Increases in online holiday shopping that have spurred the hiring and firing of thousands of express delivery workers is playing havoc with U.S. payroll data, and indicates employment will rebound in coming months, according to economists at Credit Suisse.
Employment at courier and messenger services, which include workers at companies like FedEx Corp. and United Parcel Service Inc., plunged by 45,000 in January after climbing by 46,000 the prior month, according to figures from the Labor Department. The swing in that one category, comprising 0.4 percent of all payrolls, accounted for all the slowdown in employment last month, and then some.
“It’s eye-popping to think that such a small industry moved the whole payroll count,” Jonathan Basile, a Credit Suisse economist in New York, said in an interview. “That tells you that there are seasonal factors at work that the Labor Department hasn’t been able to adjust. Think of the ways holiday shopping has changed over the years. The government’s adjust process is a slow-moving vehicle.”
Basile said government statisticians would likely take several years to take the new hiring pattern into account.
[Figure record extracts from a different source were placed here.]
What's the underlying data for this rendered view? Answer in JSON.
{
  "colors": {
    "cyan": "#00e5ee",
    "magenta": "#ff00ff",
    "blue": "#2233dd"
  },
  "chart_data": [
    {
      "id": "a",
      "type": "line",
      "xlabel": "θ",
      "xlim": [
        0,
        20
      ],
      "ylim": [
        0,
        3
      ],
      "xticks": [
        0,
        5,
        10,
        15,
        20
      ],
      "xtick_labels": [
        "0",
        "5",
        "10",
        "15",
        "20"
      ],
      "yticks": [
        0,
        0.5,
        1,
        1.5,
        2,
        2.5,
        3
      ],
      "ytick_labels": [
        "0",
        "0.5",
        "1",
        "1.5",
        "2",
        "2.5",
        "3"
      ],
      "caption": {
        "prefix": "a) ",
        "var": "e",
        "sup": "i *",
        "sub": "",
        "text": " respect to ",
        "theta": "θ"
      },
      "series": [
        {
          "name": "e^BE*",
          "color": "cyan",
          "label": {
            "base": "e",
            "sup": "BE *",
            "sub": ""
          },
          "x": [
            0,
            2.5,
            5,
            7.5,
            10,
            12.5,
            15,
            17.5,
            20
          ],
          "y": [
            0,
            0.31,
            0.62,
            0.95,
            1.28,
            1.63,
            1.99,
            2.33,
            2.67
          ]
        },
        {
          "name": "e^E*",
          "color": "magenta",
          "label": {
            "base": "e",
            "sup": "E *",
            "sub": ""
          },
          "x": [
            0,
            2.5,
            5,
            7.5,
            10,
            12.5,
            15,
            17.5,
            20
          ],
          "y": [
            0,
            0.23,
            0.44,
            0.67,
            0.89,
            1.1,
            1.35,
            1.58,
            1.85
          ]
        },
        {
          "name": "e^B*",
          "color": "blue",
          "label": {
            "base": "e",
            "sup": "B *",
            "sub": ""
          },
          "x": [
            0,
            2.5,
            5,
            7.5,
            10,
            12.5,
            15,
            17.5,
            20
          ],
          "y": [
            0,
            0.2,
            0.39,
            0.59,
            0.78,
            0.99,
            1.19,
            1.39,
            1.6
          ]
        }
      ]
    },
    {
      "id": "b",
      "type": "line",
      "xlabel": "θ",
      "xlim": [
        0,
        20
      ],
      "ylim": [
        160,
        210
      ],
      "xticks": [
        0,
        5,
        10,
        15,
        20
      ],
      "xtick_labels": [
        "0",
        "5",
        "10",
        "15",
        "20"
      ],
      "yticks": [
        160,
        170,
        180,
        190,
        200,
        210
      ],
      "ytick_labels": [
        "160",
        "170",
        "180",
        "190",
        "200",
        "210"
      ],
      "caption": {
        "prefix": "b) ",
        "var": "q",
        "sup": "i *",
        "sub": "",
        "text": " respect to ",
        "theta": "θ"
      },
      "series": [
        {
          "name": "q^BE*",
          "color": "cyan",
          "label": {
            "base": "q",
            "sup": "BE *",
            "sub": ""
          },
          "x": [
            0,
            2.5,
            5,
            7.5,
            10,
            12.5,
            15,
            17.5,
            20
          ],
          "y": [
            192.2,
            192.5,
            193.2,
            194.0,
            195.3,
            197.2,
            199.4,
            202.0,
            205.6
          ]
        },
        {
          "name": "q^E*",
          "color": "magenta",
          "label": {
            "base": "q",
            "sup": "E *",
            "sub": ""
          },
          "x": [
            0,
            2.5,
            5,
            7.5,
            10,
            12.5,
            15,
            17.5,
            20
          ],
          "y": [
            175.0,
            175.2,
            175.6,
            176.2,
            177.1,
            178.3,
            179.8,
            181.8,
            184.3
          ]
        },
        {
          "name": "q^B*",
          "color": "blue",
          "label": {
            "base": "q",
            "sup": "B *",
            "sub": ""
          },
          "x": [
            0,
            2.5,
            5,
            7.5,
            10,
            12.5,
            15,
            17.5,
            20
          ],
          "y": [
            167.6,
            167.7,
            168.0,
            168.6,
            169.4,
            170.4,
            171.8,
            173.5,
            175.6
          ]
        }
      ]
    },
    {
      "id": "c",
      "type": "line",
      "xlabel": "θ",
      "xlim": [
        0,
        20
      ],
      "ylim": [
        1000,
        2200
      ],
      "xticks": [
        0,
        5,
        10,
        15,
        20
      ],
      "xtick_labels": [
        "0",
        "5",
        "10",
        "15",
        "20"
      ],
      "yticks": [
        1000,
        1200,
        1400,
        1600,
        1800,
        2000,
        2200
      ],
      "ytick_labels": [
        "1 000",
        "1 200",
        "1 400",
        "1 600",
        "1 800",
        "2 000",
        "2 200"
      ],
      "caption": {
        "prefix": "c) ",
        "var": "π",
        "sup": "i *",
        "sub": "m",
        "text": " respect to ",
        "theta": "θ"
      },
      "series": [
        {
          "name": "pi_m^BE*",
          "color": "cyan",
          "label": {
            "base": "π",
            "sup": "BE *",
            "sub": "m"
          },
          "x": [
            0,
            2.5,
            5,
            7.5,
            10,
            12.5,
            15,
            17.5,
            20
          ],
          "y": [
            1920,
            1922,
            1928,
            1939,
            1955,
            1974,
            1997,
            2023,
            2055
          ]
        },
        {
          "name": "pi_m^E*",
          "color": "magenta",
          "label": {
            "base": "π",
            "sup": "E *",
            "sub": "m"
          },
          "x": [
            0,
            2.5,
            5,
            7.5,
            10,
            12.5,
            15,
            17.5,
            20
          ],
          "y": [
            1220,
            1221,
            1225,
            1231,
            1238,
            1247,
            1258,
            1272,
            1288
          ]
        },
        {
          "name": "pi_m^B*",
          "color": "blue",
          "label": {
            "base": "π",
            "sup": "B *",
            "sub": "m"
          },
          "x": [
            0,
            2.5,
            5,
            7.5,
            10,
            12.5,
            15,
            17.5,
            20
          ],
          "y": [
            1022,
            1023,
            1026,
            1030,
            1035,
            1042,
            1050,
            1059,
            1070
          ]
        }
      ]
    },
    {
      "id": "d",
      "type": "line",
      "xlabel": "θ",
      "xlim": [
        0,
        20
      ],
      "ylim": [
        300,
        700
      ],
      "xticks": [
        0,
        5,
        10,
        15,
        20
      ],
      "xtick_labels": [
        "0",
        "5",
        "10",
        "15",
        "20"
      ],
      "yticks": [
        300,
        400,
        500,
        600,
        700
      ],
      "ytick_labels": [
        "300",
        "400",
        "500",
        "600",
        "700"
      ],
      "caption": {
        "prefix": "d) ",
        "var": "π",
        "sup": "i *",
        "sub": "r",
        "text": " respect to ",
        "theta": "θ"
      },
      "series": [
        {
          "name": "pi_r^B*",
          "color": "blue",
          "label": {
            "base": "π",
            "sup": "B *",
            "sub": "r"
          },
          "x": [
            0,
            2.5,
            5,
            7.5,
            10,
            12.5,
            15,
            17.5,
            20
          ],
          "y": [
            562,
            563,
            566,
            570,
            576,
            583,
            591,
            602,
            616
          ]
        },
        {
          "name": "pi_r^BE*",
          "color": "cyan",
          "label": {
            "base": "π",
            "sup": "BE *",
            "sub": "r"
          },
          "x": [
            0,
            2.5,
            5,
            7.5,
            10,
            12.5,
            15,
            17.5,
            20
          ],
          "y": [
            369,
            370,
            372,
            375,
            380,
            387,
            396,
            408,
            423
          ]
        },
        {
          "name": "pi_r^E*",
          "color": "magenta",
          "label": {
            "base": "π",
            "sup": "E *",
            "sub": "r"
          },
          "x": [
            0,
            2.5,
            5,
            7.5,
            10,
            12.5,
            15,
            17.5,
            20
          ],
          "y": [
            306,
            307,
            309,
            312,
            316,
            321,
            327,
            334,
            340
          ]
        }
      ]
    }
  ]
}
Sales at non-store retailers, which include internet merchants, climbed 2.6 percent in December, the most since April 2008, to a record $32.3 billion, according to figures from the Commerce Department. In a Dec. 16 call with analysts, FedEx said it had its busiest day on record three days earlier, and Chief Executive Officer Fred Smith said more than half of last year’s volume increase during the peak period was due to online retail and catalog shipments.
Total payrolls climbed by 36,000 workers last month, short of the 146,000 median forecast of economists surveyed by Bloomberg News, after a gain of 121,000 in December. Excluding couriers and messengers, employment would have climbed by 81,000 after a 75,000 December increase.
Basile, who wrote a research note about payrolls to clients yesterday, said he would estimate an 80,000 gain in February payrolls as a starting point for Credit Suisse’s forecast next month, before adding increases in other categories.
Employment last month was “out of step” with other measures of the economy, including business surveys and profits, that point to a pickup in hiring, Basile said. “You are building a case for a payroll number that is not just a little better than January, but one that is a lot better,” he said.